Norway and the United States had launched a research rocket (for charting the Arctic) from a Norwegian island. Following standard protocol, Norway had alerted Russia in advance about the firing, but the message never made its way to the right people. In the middle of the night, Russian radar detected what looked like a nuclear missile launched toward Moscow from a US submarine.
The military immediately called President Boris Yeltsin, awakening him with the news that the country appeared to be under attack (no word on whether Yeltsin had been in a vodka-induced drunken slumber). The groggy president, for the first time ever, activated the infamous black suitcase that contains the codes for launching nuclear missiles.
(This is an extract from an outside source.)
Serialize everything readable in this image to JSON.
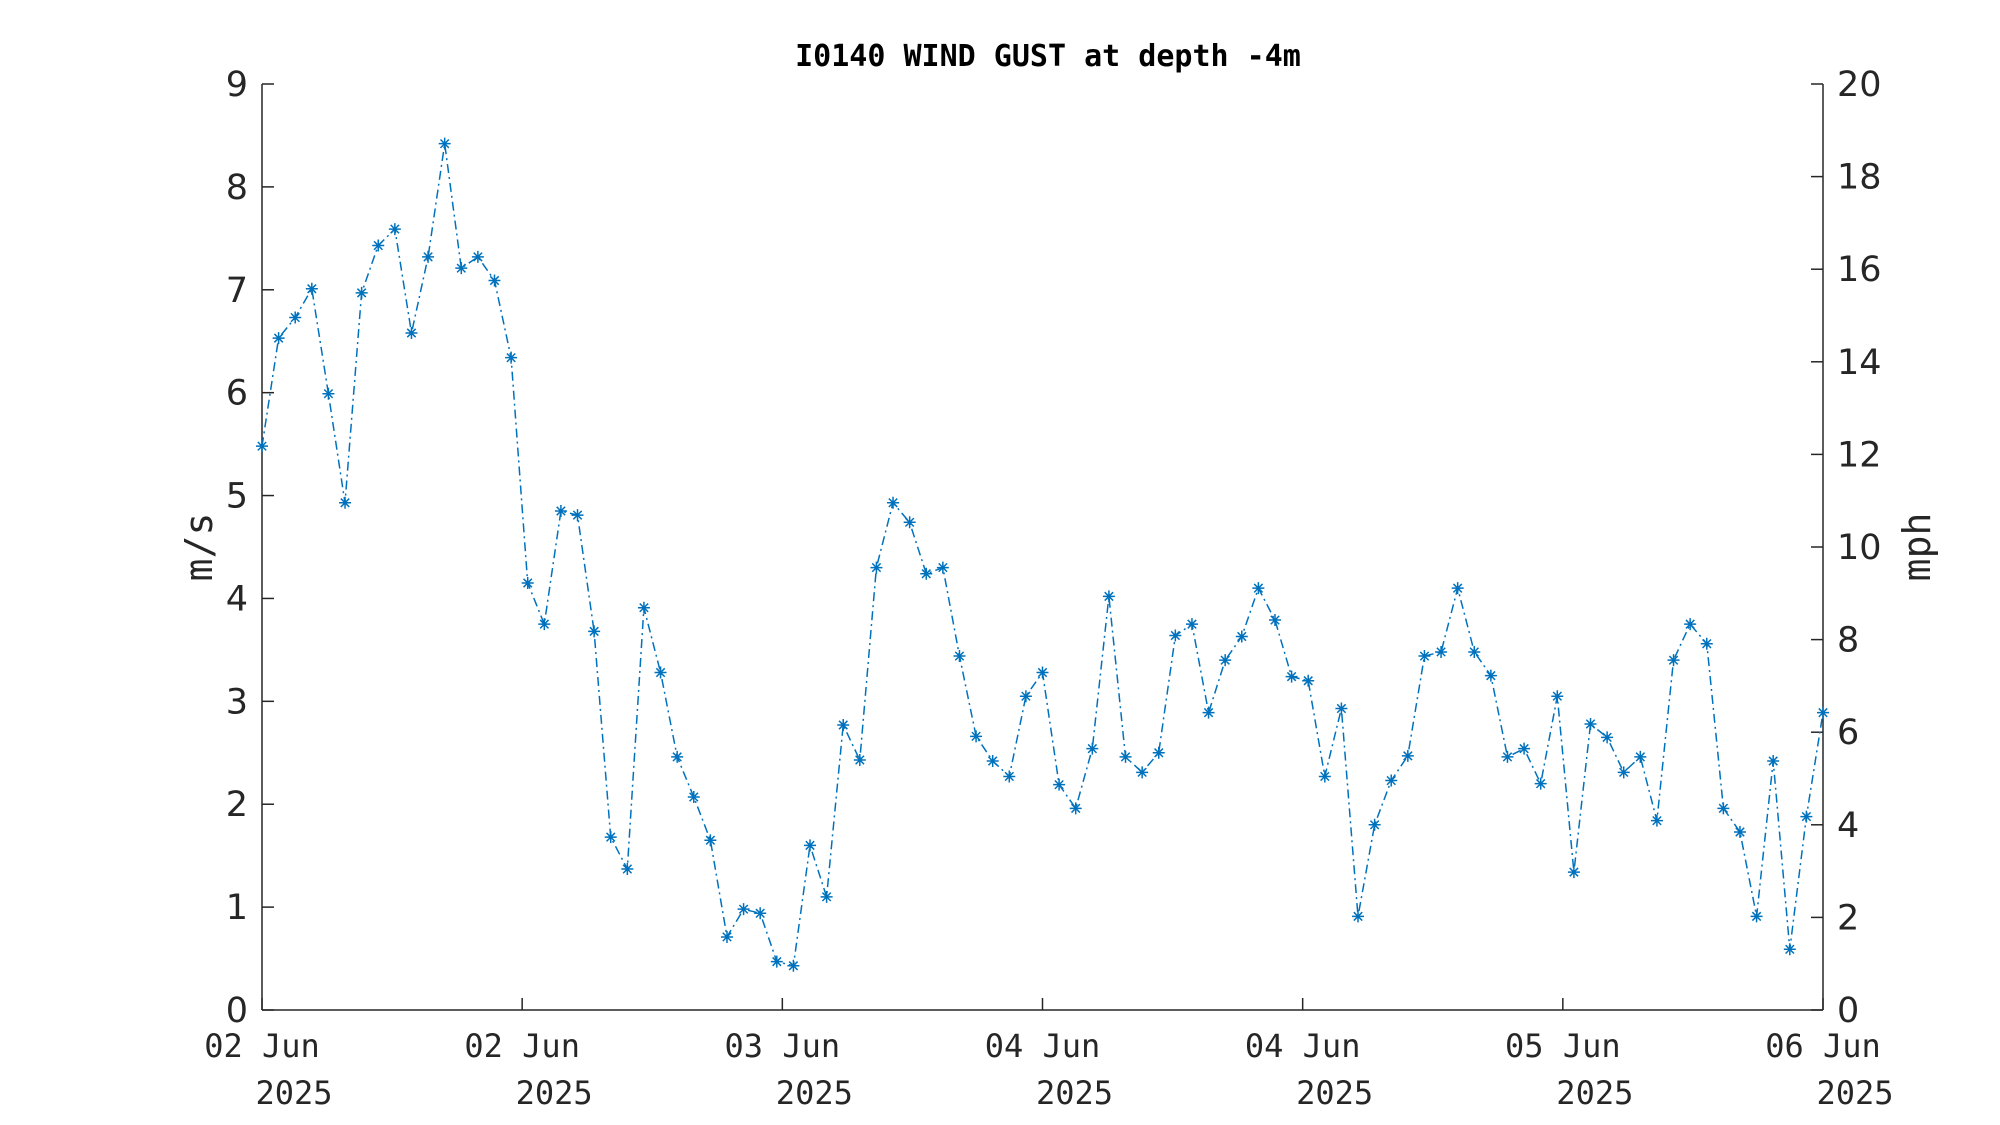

He had just a few minutes to decide whether to launch any or all of the country's 2,000 hair-trigger nukes at the US.
Luckily for the entire world, while Yeltsin was conferring with his highest advisors, Russia's radar showed that the missile was headed out to sea. The red alert was cancelled. World War III was averted.
What makes this even more nerve-racking is that Russia's early-warning systems are in much worse shape now than they were in '95. The Institute of Electrical and Electronic Engineers explains that while Russia needs 21 satellites to have a complete, fully-redundant network capable of accurately detecting missile launches, as of 1999 they have only three. Heaven help us if some Russian bureaucrat again forgets to tell the command and control center that a nearby country is launching a research rocket.